Macadamia has one of the lowest levels of pro-inflammatory omega 6 fatty acids of any tree nut. To give you an idea of how different varieties compare — pine nuts have the highest amount at 11.6 grams of omega 6 per 1/4 cup, Brazil nuts have 7.2 grams; almonds fall mid-rage at 4.6 grams, while macadamia’s are at a low 0.5 grams.
Macadamia also contains squalene, a naturally occurring antioxidant that’s an important cofactor in the synthesis of vitamin D. Additionally, researchers suspect that the palmitoleic acid content in macadamia aid in fat metabolism, effectively helping to reduce stored body fat.
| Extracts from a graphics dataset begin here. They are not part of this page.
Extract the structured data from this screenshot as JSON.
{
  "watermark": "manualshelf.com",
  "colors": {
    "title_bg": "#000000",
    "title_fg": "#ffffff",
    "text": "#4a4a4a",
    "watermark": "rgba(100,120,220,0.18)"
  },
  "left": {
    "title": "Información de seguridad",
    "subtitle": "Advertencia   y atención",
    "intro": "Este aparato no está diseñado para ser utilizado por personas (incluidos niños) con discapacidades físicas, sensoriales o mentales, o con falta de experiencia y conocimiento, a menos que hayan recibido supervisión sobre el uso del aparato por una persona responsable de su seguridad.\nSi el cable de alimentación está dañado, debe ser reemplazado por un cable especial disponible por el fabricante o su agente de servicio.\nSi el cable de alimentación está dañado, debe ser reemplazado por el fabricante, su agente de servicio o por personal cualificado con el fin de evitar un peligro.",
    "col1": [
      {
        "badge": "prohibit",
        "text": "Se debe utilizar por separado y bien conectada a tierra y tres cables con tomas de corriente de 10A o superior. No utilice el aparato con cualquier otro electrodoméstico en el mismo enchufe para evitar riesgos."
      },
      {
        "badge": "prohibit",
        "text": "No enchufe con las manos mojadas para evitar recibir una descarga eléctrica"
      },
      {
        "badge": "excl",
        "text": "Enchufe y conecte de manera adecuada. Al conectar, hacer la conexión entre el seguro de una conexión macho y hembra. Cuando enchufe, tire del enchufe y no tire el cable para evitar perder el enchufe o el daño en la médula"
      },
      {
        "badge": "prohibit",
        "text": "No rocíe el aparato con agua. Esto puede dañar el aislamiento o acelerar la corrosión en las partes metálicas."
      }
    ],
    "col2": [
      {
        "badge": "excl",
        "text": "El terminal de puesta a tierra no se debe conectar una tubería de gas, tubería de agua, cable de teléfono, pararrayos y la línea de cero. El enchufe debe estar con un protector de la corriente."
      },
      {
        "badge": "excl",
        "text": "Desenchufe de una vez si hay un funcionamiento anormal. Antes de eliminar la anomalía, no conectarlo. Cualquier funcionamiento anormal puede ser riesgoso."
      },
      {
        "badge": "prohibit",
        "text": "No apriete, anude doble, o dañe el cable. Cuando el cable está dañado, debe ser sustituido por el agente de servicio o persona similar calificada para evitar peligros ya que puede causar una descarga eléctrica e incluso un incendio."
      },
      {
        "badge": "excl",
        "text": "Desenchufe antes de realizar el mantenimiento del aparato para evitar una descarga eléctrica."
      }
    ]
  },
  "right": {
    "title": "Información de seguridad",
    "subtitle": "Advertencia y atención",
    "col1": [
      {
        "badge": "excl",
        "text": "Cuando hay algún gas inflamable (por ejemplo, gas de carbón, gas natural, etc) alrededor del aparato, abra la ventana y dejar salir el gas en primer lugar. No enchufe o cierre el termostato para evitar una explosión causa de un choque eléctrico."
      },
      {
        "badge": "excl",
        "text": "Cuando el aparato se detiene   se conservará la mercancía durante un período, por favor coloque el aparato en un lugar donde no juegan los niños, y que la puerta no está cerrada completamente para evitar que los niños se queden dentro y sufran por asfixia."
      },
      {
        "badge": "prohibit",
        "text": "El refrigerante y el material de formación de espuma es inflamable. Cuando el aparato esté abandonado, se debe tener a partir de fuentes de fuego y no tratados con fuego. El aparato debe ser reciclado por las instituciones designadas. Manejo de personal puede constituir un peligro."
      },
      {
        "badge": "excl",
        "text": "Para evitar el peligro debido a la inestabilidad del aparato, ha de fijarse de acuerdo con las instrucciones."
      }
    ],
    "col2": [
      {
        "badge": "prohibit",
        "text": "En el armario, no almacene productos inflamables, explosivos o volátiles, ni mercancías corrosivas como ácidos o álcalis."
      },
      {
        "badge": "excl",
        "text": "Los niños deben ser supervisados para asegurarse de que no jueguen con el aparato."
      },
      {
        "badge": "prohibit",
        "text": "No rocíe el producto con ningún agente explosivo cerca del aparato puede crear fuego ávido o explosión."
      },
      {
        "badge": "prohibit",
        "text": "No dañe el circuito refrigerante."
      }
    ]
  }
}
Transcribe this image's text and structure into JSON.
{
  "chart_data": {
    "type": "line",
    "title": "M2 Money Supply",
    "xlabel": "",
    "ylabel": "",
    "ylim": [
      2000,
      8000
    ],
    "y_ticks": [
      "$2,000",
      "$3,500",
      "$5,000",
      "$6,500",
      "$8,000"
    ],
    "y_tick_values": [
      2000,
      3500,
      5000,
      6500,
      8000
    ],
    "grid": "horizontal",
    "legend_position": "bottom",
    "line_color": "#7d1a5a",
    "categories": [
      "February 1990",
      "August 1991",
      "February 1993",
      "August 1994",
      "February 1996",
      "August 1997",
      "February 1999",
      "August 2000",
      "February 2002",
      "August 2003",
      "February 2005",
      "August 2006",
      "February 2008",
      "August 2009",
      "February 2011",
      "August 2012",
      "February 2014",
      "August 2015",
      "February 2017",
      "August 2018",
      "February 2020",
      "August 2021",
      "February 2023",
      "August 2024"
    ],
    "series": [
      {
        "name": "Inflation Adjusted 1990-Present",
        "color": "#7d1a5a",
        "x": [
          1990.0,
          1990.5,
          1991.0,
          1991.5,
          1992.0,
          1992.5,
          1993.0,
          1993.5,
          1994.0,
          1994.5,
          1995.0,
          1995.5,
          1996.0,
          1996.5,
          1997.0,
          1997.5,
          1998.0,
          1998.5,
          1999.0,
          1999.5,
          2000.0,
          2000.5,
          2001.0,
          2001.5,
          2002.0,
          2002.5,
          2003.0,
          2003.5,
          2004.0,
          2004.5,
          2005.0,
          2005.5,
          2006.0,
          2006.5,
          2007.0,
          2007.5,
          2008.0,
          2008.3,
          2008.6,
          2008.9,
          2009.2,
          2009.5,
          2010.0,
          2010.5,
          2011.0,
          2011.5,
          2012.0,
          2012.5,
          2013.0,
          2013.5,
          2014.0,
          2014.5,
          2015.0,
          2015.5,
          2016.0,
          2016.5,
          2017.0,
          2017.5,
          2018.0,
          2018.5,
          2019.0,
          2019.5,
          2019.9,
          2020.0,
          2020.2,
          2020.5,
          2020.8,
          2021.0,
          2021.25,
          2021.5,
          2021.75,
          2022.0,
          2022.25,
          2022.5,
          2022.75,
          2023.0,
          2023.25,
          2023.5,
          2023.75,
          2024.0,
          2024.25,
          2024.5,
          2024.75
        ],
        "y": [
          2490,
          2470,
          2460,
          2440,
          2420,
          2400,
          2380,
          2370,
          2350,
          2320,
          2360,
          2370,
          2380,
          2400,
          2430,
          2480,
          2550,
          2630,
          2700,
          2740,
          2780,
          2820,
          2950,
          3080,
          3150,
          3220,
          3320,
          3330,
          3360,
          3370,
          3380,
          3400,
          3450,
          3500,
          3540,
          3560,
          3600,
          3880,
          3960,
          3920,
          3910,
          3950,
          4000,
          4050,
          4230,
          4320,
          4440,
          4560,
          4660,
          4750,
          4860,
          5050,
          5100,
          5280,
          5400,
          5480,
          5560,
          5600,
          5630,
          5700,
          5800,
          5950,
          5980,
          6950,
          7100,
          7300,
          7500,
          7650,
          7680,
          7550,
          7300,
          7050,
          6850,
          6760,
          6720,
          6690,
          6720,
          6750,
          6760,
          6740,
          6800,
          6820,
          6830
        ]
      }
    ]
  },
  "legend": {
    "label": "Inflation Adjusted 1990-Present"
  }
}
But aren’t they outrageously expensive?
As the saying goes, you get what you pay for. With high quality fats and an impressive nutritional profile, this is one nut that’s worth the splurge. Brimming with several important nutrients like l-arginine, vitamin B1, thiamin, manganese and magnesium, macadamia helps to ease gall stones, vascular issues and oxidative stress.
Moreover, macadamia is richly satisfying so we don’t need many to relieve hunger. If the cost still seems prohibitive, it pays to buy in bulk. You can learn more about the cash saving benefits of joining a buying club here.
Reaping the benefits
It’s easy to benefit from all the health-giving advantages of macadamia as you go about your day. Making your own macadamia nut butter, milk or flour is a straightforward process and simple to integrate into a low-carb, paleo or raw diet. Or toss a handful into your favorite trail mix. Grain-free waffles are another fun way to enjoy the nut.
Macadamia oil is excellent for light cooking — and baking too. It also makes for a wonderful moisturizer.
On the whole, macadamia is such a healthy, versatile and delicious addition to the diet, you just may never go back to coconut again.